Jiaxu Wang,Ziyi Zhang,Qiang Zhang,Jia Li,Jingkai Sun,Mingyuan Sun,Junhao He,Renjing Xu
2024-09-27
Abstract:Latent scene representation plays a significant role in training reinforcement learning (RL) agents. To obtain good latent vectors describing the scenes, recent works incorporate the 3D-aware latent-conditioned NeRF pipeline into scene representation learning. However, these NeRF-related methods struggle to perceive 3D structural information due to the inefficient dense sampling in volumetric rendering. Moreover, they lack fine-grained semantic information included in their scene representation vectors because they evenly consider free and occupied spaces. Both of them can destroy the performance of downstream RL tasks. To address the above challenges, we propose a novel framework that adopts the efficient 3D Gaussian Splatting (3DGS) to learn 3D scene representation for the first time. In brief, we present the Query-based Generalizable 3DGS to bridge the 3DGS technique and scene representations with more geometrical awareness than those in NeRFs. Moreover, we present the Hierarchical Semantics Encoding to ground the fine-grained semantic features to 3D Gaussians and further distilled to the scene representation vectors. We conduct extensive experiments on two RL platforms including Maniskill2 and Robomimic across 10 different tasks. The results show that our method outperforms the other 5 baselines by a large margin. We achieve the best success rates on 8 tasks and the second-best on the other two tasks.
Robotics
What problem does this paper attempt to address?

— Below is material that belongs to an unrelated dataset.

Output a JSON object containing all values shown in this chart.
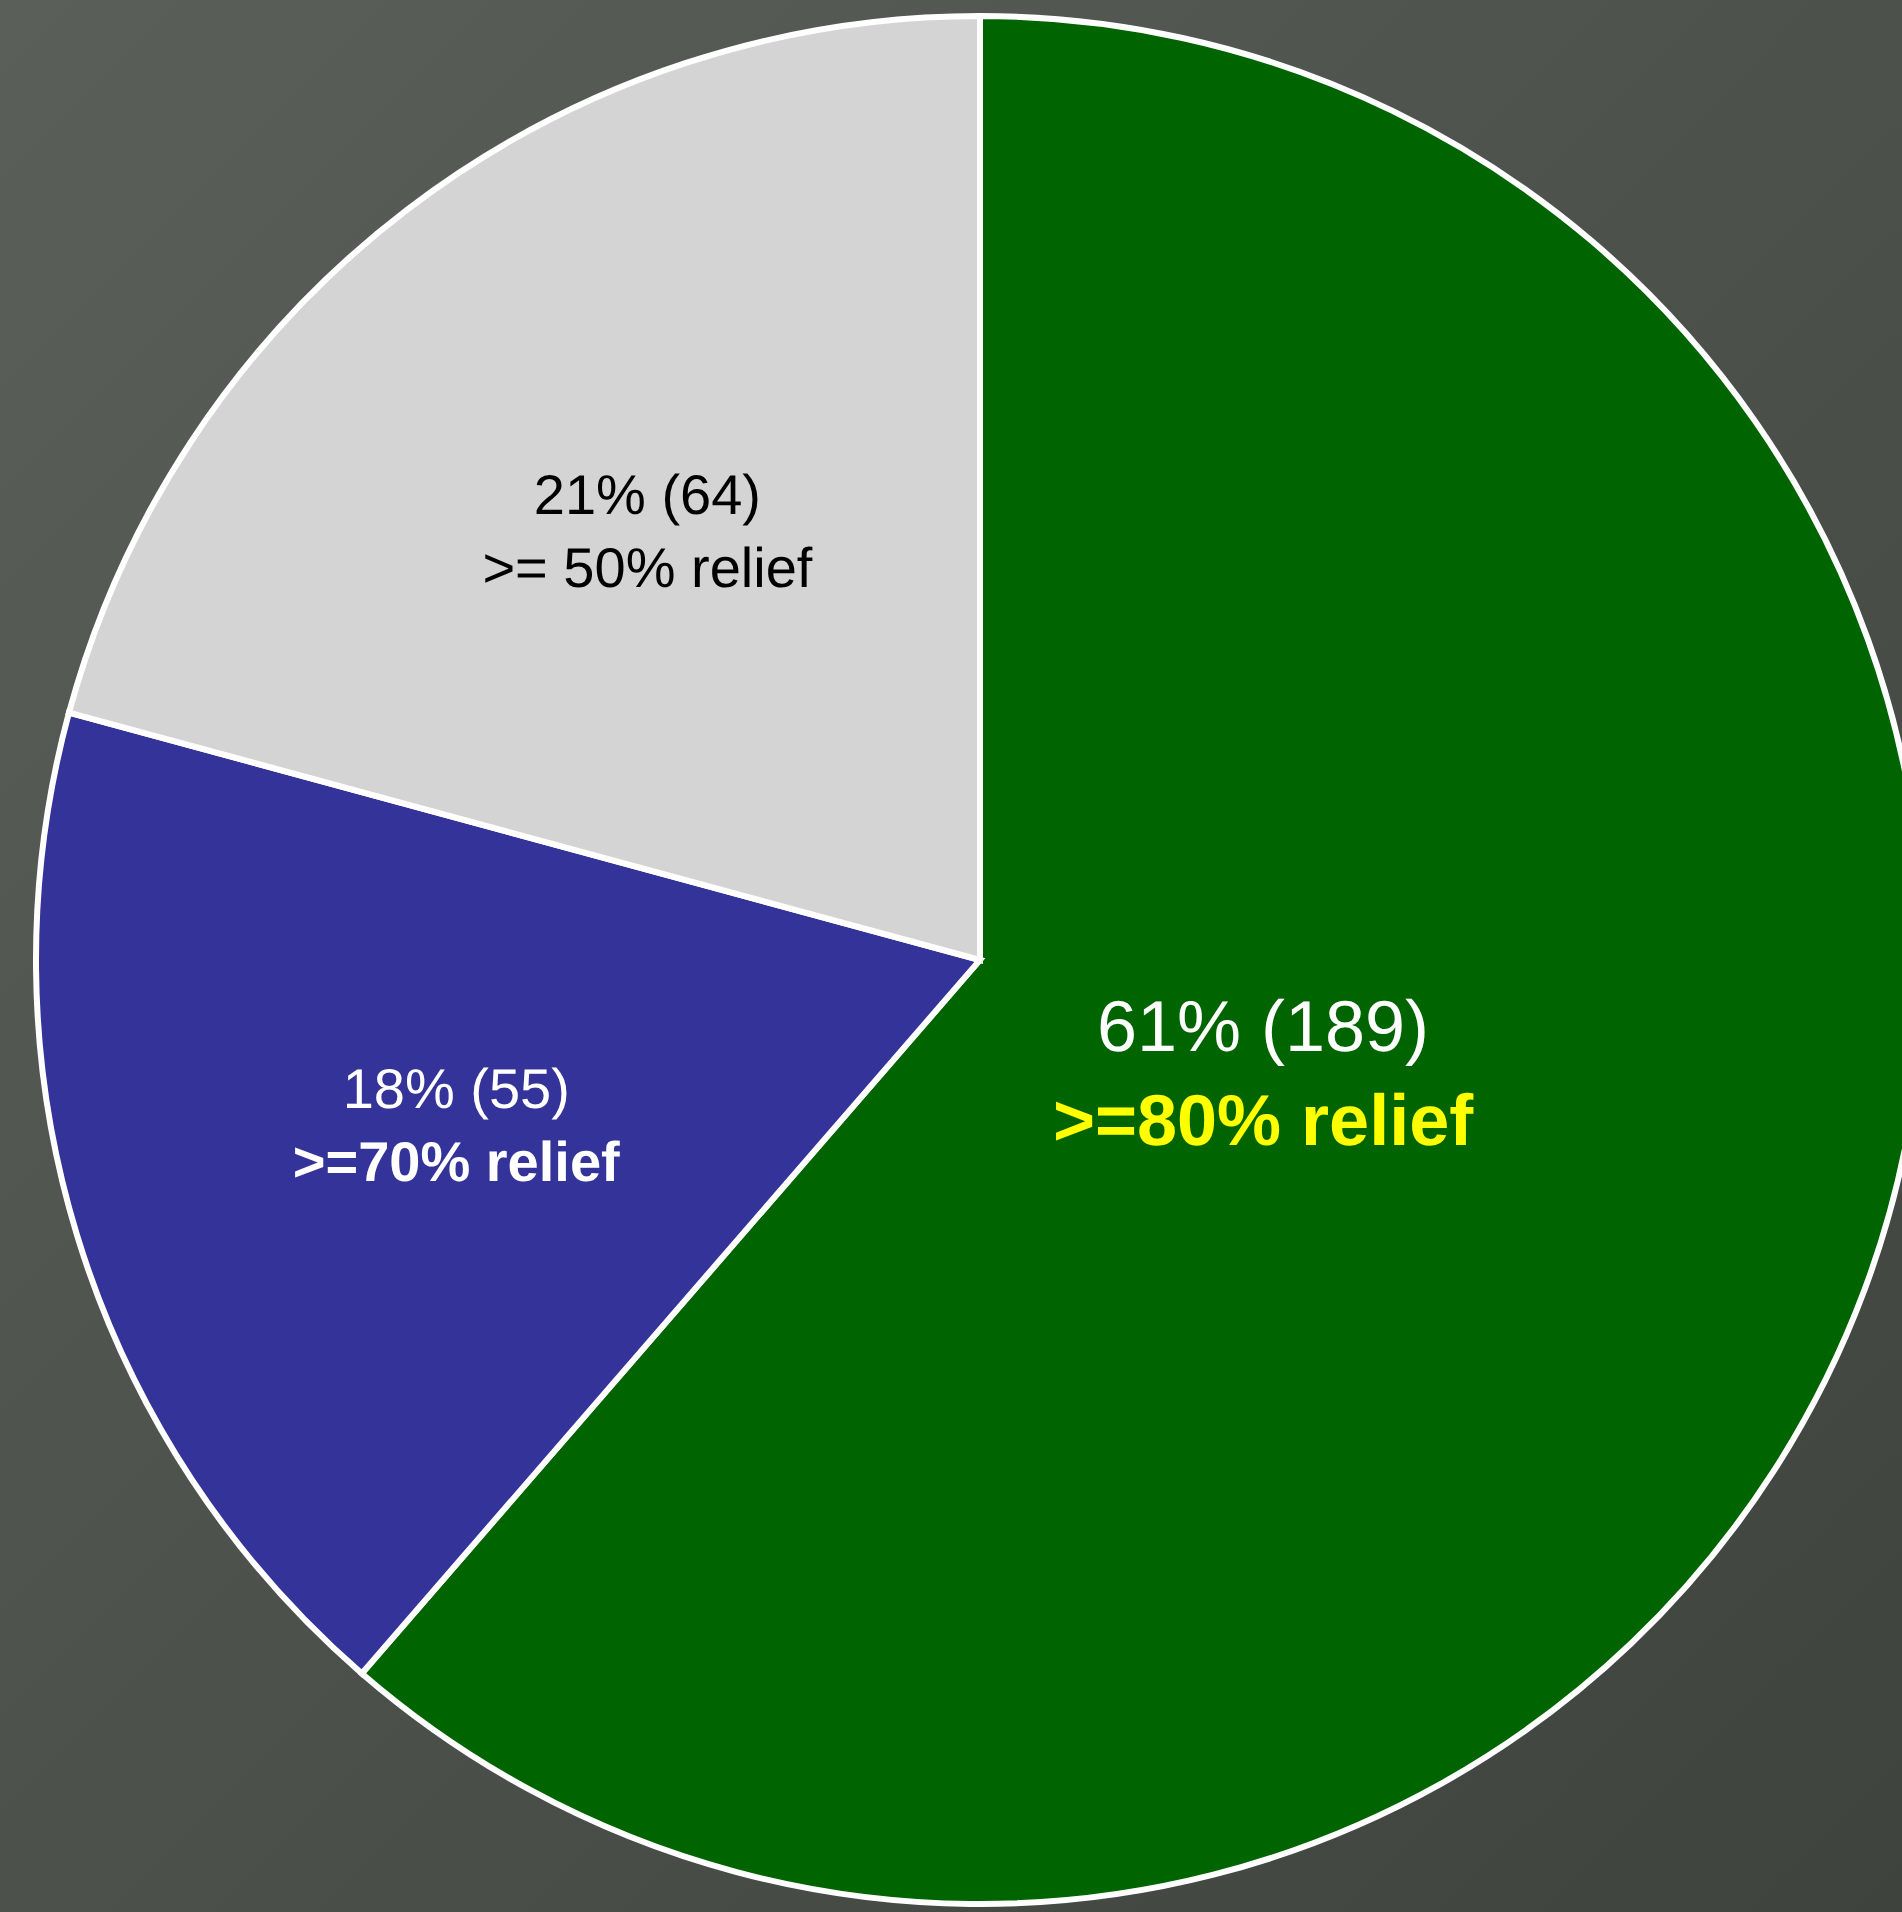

The paper attempts to address the problem of how to efficiently represent 3D scenes in vision-based Reinforcement Learning (RL) and extract compact scene representations with geometric and semantic information. Specifically: 1. **Limitations of existing methods**: Current NeRF-based methods are inefficient in handling 3D structural information and struggle to effectively utilize 3D geometric priors from RGB-D observations. These methods typically require dense sampling to render 3D scenes, resulting in low data efficiency and slow training speeds. 2. **Proposed new framework**: The paper proposes a new framework that leverages efficient 3D Gaussian Splatting (3DGS) technology to learn scene representations with geometric awareness. By introducing Hierarchical Semantics Encoding (HSE), the semantic details of the scene representation are further enhanced. 3. **Main contributions**: - For the first time, the 3DGS framework is used to learn scene representations with semantic and geometric awareness for vision-based reinforcement learning tasks. - A hierarchical semantics encoding scheme is proposed to guide scene representation learning based on Gaussian language fields. - A Query-based Generalizable Feature Splatting (QGFS) is proposed, which can render scenes from a single latent vector, thereby utilizing efficient 3DGS for representation learning. 4. **Experimental results**: Extensive experiments were conducted on two reinforcement learning platforms, including Maniskill2 and Robomimic, covering 10 different tasks. The experimental results show that the proposed method significantly outperforms five other baseline methods in most tasks, achieving the best success rate in 8 tasks and second place in the other 2 tasks. In summary, the paper aims to improve scene representation methods to enhance the performance of vision-based reinforcement learning algorithms in understanding and operating in real-world 3D environments.